Matérias do CB arranham imagem da UnB

Trinta funcionários do Centro de Seleção e Promoção de Eventos (Cespe), instituição ligada à Universidade de Brasília (UnB) e responsável pelos principais concursos públicos do país, como os da Petrobras e Banco do Brasil, começaram a ser ouvidos no dia 2 de junho pela Polícia Civil do Distrito Federal, que ainda investiga as fraudes no concurso para agente penitenciário federal realizado no dia 22 de maio. Os docentes da UnB sentiram a imagem da instituição arranhada pela forma como foi divulgada na mídia a suspeita de que funcionários do Cespe estariam envolvidos no esquema de fraude e também pela prisão de Mauro Rabelo, diretor do Centro e professor da UnB, no dia 28 de maio, com base em uma denúncia posteriormente desmentida.

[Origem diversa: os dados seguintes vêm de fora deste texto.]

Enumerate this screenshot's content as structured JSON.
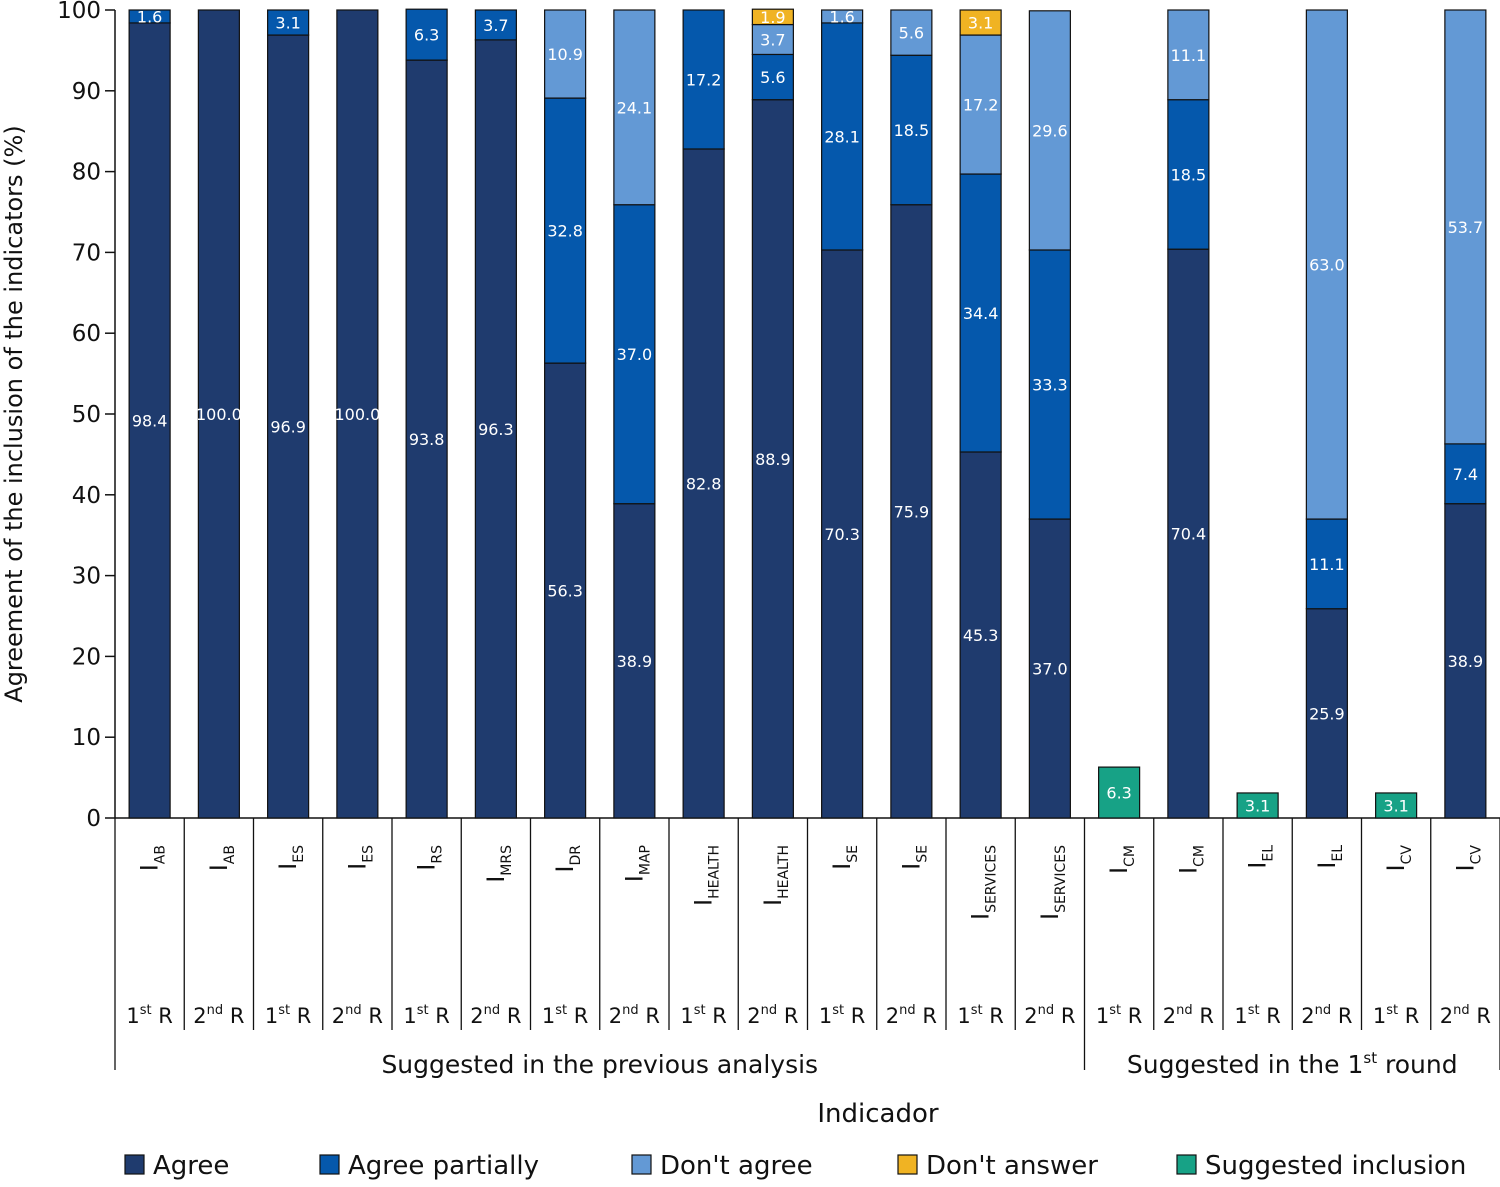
{
  "chart_data": {
    "type": "bar",
    "stacked": true,
    "title": "",
    "ylabel": "Agreement of the inclusion of the indicators (%)",
    "xlabel": "Indicador",
    "ylim": [
      0,
      100
    ],
    "yticks": [
      0,
      10,
      20,
      30,
      40,
      50,
      60,
      70,
      80,
      90,
      100
    ],
    "legend_position": "bottom",
    "colors": {
      "Agree": "#1f3b6e",
      "Agree partially": "#0558ac",
      "Don't agree": "#6399d5",
      "Don't answer": "#f0b323",
      "Suggested inclusion": "#17a286"
    },
    "categories": [
      {
        "indicator": "I",
        "sub": "AB",
        "round": "1",
        "sup": "st",
        "suffix": " R"
      },
      {
        "indicator": "I",
        "sub": "AB",
        "round": "2",
        "sup": "nd",
        "suffix": " R"
      },
      {
        "indicator": "I",
        "sub": "ES",
        "round": "1",
        "sup": "st",
        "suffix": " R"
      },
      {
        "indicator": "I",
        "sub": "ES",
        "round": "2",
        "sup": "nd",
        "suffix": " R"
      },
      {
        "indicator": "I",
        "sub": "RS",
        "round": "1",
        "sup": "st",
        "suffix": " R"
      },
      {
        "indicator": "I",
        "sub": "MRS",
        "round": "2",
        "sup": "nd",
        "suffix": " R"
      },
      {
        "indicator": "I",
        "sub": "DR",
        "round": "1",
        "sup": "st",
        "suffix": " R"
      },
      {
        "indicator": "I",
        "sub": "MAP",
        "round": "2",
        "sup": "nd",
        "suffix": " R"
      },
      {
        "indicator": "I",
        "sub": "HEALTH",
        "round": "1",
        "sup": "st",
        "suffix": " R"
      },
      {
        "indicator": "I",
        "sub": "HEALTH",
        "round": "2",
        "sup": "nd",
        "suffix": " R"
      },
      {
        "indicator": "I",
        "sub": "SE",
        "round": "1",
        "sup": "st",
        "suffix": " R"
      },
      {
        "indicator": "I",
        "sub": "SE",
        "round": "2",
        "sup": "nd",
        "suffix": " R"
      },
      {
        "indicator": "I",
        "sub": "SERVICES",
        "round": "1",
        "sup": "st",
        "suffix": " R"
      },
      {
        "indicator": "I",
        "sub": "SERVICES",
        "round": "2",
        "sup": "nd",
        "suffix": " R"
      },
      {
        "indicator": "I",
        "sub": "CM",
        "round": "1",
        "sup": "st",
        "suffix": " R"
      },
      {
        "indicator": "I",
        "sub": "CM",
        "round": "2",
        "sup": "nd",
        "suffix": " R"
      },
      {
        "indicator": "I",
        "sub": "EL",
        "round": "1",
        "sup": "st",
        "suffix": " R"
      },
      {
        "indicator": "I",
        "sub": "EL",
        "round": "2",
        "sup": "nd",
        "suffix": " R"
      },
      {
        "indicator": "I",
        "sub": "CV",
        "round": "1",
        "sup": "st",
        "suffix": " R"
      },
      {
        "indicator": "I",
        "sub": "CV",
        "round": "2",
        "sup": "nd",
        "suffix": " R"
      }
    ],
    "series": [
      {
        "name": "Agree",
        "values": [
          98.4,
          100.0,
          96.9,
          100.0,
          93.8,
          96.3,
          56.3,
          38.9,
          82.8,
          88.9,
          70.3,
          75.9,
          45.3,
          37.0,
          0,
          70.4,
          0,
          25.9,
          0,
          38.9
        ]
      },
      {
        "name": "Agree partially",
        "values": [
          1.6,
          0,
          3.1,
          0,
          6.3,
          3.7,
          32.8,
          37.0,
          17.2,
          5.6,
          28.1,
          18.5,
          34.4,
          33.3,
          0,
          18.5,
          0,
          11.1,
          0,
          7.4
        ]
      },
      {
        "name": "Don't agree",
        "values": [
          0,
          0,
          0,
          0,
          0,
          0,
          10.9,
          24.1,
          0,
          3.7,
          1.6,
          5.6,
          17.2,
          29.6,
          0,
          11.1,
          0,
          63.0,
          0,
          53.7
        ]
      },
      {
        "name": "Don't answer",
        "values": [
          0,
          0,
          0,
          0,
          0,
          0,
          0,
          0,
          0,
          1.9,
          0,
          0,
          3.1,
          0,
          0,
          0,
          0,
          0,
          0,
          0
        ]
      },
      {
        "name": "Suggested inclusion",
        "values": [
          0,
          0,
          0,
          0,
          0,
          0,
          0,
          0,
          0,
          0,
          0,
          0,
          0,
          0,
          6.3,
          0,
          3.1,
          0,
          3.1,
          0
        ]
      }
    ],
    "groups": [
      {
        "label": "Suggested in the previous analysis",
        "from": 0,
        "to": 13
      },
      {
        "label_parts": [
          "Suggested in the 1",
          "st",
          " round"
        ],
        "from": 14,
        "to": 19
      }
    ]
  }
}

O veículo que mais tem explorado este caso, ouvindo essencialmente a polícia como fonte, é o jornal Correio Braziliense, de Brasília.

Em uma operação conjunta da Polícia Civil e da Polícia Federal, intitulada ‘Galileu’, foram feitas no dia 22 de maio 48 prisões no Distrito Federal e nove em Mato Grosso, a maioria nos locais onde estava sendo realizado o concurso para agente penitenciário que o Ministério da Justiça promoveu para preencher as vagas que serão criadas com a construção de presídios federais em Mato Grosso e no Paraná. Segundo o diretor-geral da Polícia Civil, Laerte Bessa, o esquema, especializado em roubar gabaritos e passar respostas para candidatos, era comandado por 23 pessoas, sendo o técnico do Tribunal de Justiça do Distrito Federal, Hélio Garcia Ortiz, apontado como o líder.

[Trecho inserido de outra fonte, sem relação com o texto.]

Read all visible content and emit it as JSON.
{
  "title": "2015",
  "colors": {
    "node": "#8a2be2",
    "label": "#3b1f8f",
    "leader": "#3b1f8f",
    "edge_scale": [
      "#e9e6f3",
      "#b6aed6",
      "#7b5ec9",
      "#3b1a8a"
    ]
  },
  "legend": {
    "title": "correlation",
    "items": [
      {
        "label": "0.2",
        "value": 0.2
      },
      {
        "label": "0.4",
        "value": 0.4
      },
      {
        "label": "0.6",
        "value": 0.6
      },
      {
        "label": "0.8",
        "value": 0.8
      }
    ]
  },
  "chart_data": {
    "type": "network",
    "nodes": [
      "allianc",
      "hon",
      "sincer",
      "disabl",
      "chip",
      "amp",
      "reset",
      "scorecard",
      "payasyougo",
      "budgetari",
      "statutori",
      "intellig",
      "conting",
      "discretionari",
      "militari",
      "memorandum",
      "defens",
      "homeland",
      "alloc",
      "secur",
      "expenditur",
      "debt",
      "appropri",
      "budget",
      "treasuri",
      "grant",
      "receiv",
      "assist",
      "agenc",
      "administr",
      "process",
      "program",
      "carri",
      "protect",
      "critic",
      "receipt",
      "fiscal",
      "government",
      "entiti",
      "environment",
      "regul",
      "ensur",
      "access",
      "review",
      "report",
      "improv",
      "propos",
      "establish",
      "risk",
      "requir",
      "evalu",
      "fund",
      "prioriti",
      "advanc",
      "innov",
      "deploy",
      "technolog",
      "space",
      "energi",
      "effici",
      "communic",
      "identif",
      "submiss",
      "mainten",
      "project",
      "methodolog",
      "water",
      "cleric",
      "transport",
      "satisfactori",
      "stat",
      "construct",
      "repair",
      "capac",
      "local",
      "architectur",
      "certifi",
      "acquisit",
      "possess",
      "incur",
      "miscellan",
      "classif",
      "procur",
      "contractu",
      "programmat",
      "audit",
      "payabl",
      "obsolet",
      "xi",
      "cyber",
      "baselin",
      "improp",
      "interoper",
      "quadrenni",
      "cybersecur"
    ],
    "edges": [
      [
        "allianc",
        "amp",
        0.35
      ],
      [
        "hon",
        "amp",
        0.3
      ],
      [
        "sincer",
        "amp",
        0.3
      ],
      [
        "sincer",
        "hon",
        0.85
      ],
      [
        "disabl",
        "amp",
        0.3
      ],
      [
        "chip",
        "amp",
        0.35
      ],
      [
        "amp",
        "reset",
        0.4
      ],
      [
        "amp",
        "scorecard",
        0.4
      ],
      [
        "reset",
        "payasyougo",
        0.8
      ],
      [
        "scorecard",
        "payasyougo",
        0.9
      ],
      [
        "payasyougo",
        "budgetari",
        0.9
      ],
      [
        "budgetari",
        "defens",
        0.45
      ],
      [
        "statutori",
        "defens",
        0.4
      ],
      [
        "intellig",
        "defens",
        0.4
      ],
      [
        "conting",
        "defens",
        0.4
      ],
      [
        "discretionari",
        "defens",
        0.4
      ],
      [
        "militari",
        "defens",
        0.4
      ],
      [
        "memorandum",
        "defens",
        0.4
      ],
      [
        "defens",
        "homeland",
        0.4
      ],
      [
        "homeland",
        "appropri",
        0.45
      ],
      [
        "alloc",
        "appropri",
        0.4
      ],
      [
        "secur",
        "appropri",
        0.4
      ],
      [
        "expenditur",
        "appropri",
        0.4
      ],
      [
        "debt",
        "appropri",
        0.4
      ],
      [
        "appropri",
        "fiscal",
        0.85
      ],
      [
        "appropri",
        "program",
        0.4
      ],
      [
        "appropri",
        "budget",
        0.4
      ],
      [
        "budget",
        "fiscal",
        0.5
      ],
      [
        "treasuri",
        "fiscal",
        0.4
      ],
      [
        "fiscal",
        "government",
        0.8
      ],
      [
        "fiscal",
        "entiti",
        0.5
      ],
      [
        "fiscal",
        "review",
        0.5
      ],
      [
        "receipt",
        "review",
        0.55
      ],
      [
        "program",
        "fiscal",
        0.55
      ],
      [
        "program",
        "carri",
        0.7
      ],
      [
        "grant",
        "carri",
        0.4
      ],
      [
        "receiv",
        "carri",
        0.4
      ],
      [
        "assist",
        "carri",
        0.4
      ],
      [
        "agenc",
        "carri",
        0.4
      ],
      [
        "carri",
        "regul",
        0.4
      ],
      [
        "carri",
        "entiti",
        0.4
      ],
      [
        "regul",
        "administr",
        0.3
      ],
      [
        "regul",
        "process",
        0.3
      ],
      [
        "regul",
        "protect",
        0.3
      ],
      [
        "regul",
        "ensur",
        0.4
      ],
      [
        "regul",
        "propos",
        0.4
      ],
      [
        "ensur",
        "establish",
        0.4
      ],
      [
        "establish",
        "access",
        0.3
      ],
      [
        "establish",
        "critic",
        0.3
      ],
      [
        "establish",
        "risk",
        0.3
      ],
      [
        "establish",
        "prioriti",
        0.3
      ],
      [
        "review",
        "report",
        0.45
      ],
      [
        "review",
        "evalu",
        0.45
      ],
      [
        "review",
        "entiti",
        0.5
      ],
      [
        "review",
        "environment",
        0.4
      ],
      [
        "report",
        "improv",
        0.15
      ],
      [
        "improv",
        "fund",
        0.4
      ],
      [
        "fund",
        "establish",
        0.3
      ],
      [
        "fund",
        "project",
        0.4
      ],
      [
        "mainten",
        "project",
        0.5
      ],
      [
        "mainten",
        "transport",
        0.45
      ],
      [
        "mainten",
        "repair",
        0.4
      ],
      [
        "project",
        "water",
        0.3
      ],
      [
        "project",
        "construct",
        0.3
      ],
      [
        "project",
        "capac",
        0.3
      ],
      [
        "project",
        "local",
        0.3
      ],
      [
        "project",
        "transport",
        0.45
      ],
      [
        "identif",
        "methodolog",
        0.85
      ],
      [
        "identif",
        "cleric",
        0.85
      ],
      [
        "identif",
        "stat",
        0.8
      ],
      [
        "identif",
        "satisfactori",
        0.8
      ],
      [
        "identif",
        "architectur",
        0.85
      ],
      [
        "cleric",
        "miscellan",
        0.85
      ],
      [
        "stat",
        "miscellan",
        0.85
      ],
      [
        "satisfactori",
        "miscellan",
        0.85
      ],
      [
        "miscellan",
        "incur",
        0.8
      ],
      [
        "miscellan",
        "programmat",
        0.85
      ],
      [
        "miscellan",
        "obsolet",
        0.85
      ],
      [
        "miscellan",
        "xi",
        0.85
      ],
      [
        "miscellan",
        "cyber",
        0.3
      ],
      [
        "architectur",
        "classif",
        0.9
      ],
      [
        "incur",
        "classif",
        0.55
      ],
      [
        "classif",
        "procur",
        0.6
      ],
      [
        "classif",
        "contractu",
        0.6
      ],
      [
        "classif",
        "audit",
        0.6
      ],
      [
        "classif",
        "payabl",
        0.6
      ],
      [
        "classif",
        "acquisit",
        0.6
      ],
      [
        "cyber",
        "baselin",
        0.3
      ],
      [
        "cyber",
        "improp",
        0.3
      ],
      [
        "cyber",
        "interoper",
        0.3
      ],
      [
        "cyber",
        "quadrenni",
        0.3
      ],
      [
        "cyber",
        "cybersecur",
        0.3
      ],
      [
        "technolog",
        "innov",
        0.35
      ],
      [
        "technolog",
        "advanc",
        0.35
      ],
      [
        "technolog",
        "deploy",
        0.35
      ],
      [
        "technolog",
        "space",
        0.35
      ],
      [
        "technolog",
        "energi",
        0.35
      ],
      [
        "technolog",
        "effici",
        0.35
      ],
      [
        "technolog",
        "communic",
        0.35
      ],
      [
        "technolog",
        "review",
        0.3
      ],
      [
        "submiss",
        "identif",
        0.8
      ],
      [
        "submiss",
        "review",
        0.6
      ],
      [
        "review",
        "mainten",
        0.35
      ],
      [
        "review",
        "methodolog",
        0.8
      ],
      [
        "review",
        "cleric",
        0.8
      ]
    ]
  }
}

A reportagem do Correio Braziliense, no dia 23 de maio, divulga a operação como sendo apenas da Polícia Civil, e começa da seguinte forma: ‘Todos os concursos públicos organizados pelo Centro de Seleção e de Promoção de Eventos (Cespe) órgão vinculado à Universidade de Brasília (UnB), nos últimos nove anos estão sob suspeita de fraude’. Tal informação tem um impacto imediato na credibilidade do Cespe – e por tabela, na imagem da UnB –, que conquistou, com trabalho sério e profissional, a liderança na organização de concursos públicos em todo o território nacional. Apenas um curto espaço no final dessa reportagem apresenta depoimentos da diretora do Cespe e do reitor da UnB: ‘Apesar das revelações feitas pela Polícia Civil, Romilda Macarini considera difícil que funcionários do Cespe, ligado à UnB, estejam envolvidos no esquema (…) Lauro Morhy, afirma que foi ‘pego de surpresa’ pela revelação do escândalo. Ele suspeita que os rumores sobre envolvimento de funcionários do Cespe tenham assumido conotação política.’

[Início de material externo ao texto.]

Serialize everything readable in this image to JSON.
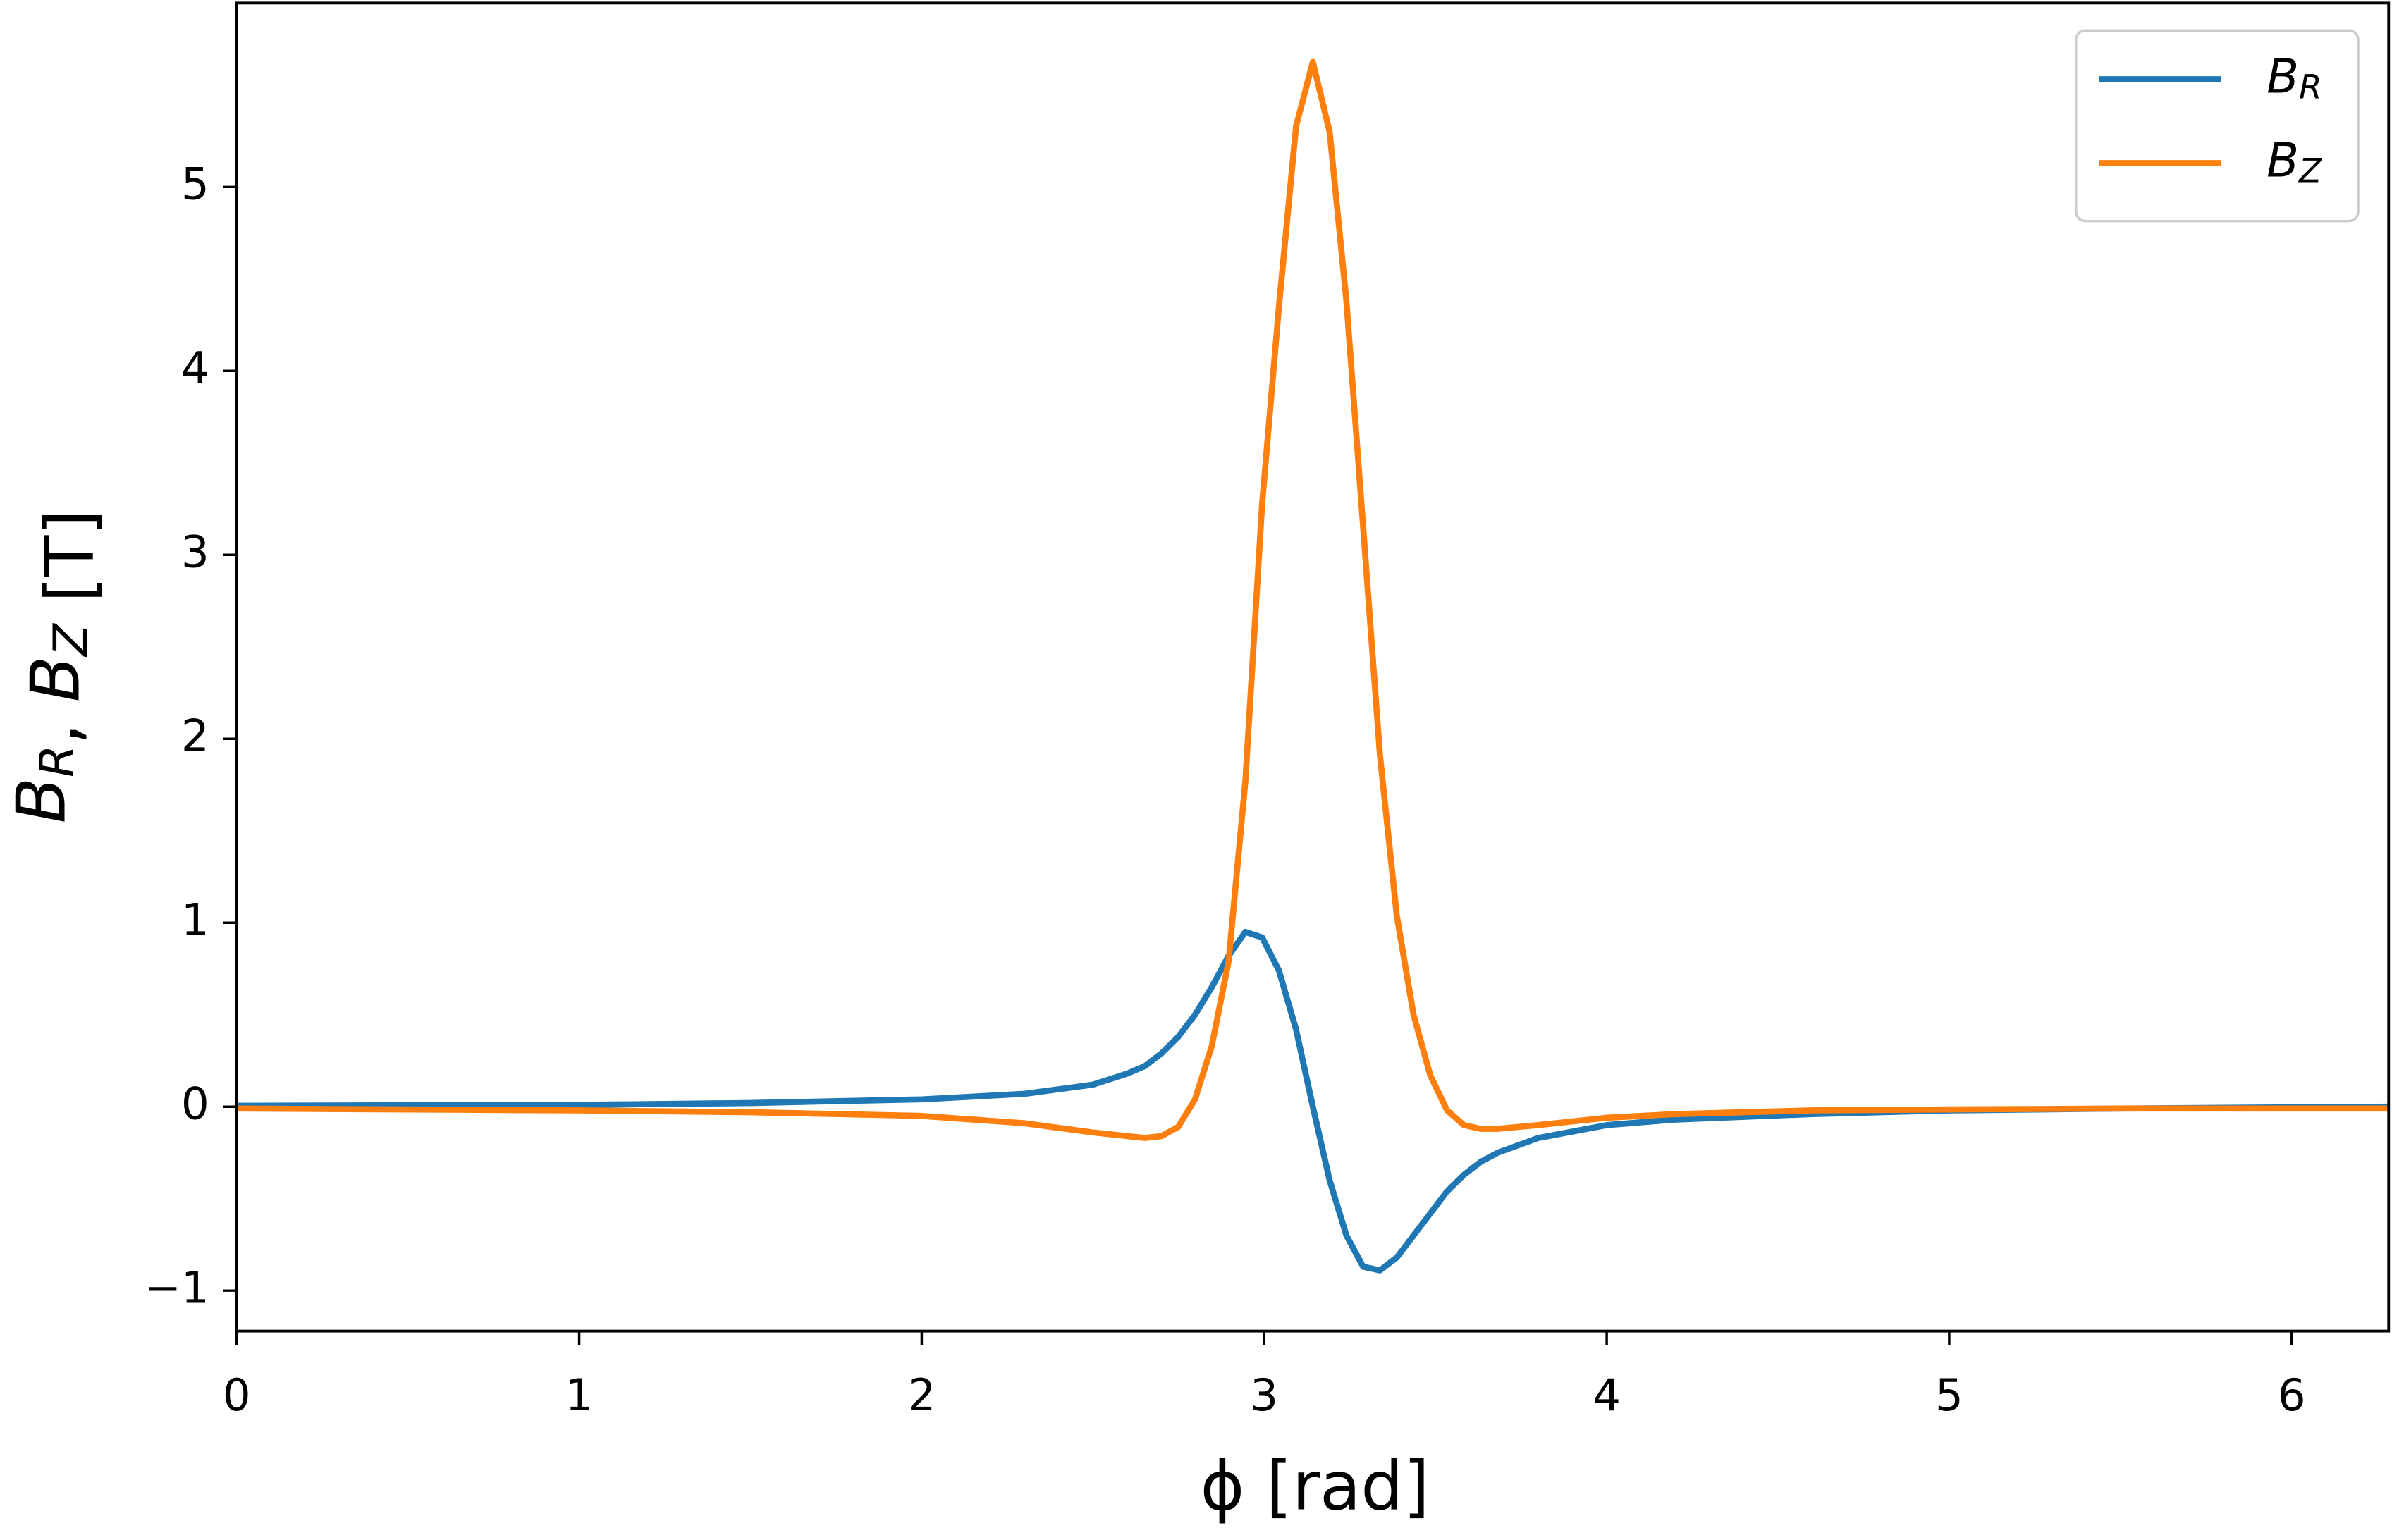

A detenção do técnico do Tribunal de Justiça, Hélio Garcia Ortiz, no dia da prova, desencadeou depoimentos que levaram à prisão de um professor da UnB e diretor do Cespe, Mauro Rabelo. Segundo Ortiz, líder do esquema, Carlimi Argenta de Oliveira, esposa do ex-funcionário da gráfica do Cespe, Fernando Leonardo Oliveira Araújo – também envolvido no esquema -, seria o elo de ligação entre os fraudadores e a instituição responsável pelo concurso. Com base no depoimento dela, a Polícia Civil interceptou na noite de sábado, dia 28 de maio, às 23h30, o carro do reitor da UnB, Lauro Morhy, e retirou Mauro Rabelo, que o acompanhava, com um mandado de prisão temporária contra ele. Carlimi voltou atrás em seu depoimento, e Rabelo foi liberado em menos de oito horas após a detenção.

O aval do silêncio

O Correio Braziliense, que explorou o assunto das fraudes em reportagens sucessivas publicadas nas edições de todos os dias daquela semana, deu o seguinte tratamento, no dia 29 de maio, ao episódio ligado à prisão do professor da UnB:

‘Mauro Rabelo, falou ao Correio sobre o envolvimento do seu nome na fraude dos concursos. Ele confirmou que recebeu voz de prisão quando saía da Universidade de Brasília na noite da última sexta-feira, mas sem saber o motivo. Ele contou que sua família está em estado de choque’. Somente em sua edição do dia 30 de maio, uma outra reportagem do Correio Braziliense menciona o depoimento de Carlimi que levou à prisão de Rabelo e foi posteriormente desmentido: ‘[Carlimi] confessou que Fernando Leonardo Oliveira Araújo, 26 anos, era seu marido e que era ele o membro da quadrilha dentro do Cespe. Fernando trabalhou na instituição de 2001 a 2003 como funcionário da gráfica. Carlimi disse que mentiu para preservar o homem que amava’.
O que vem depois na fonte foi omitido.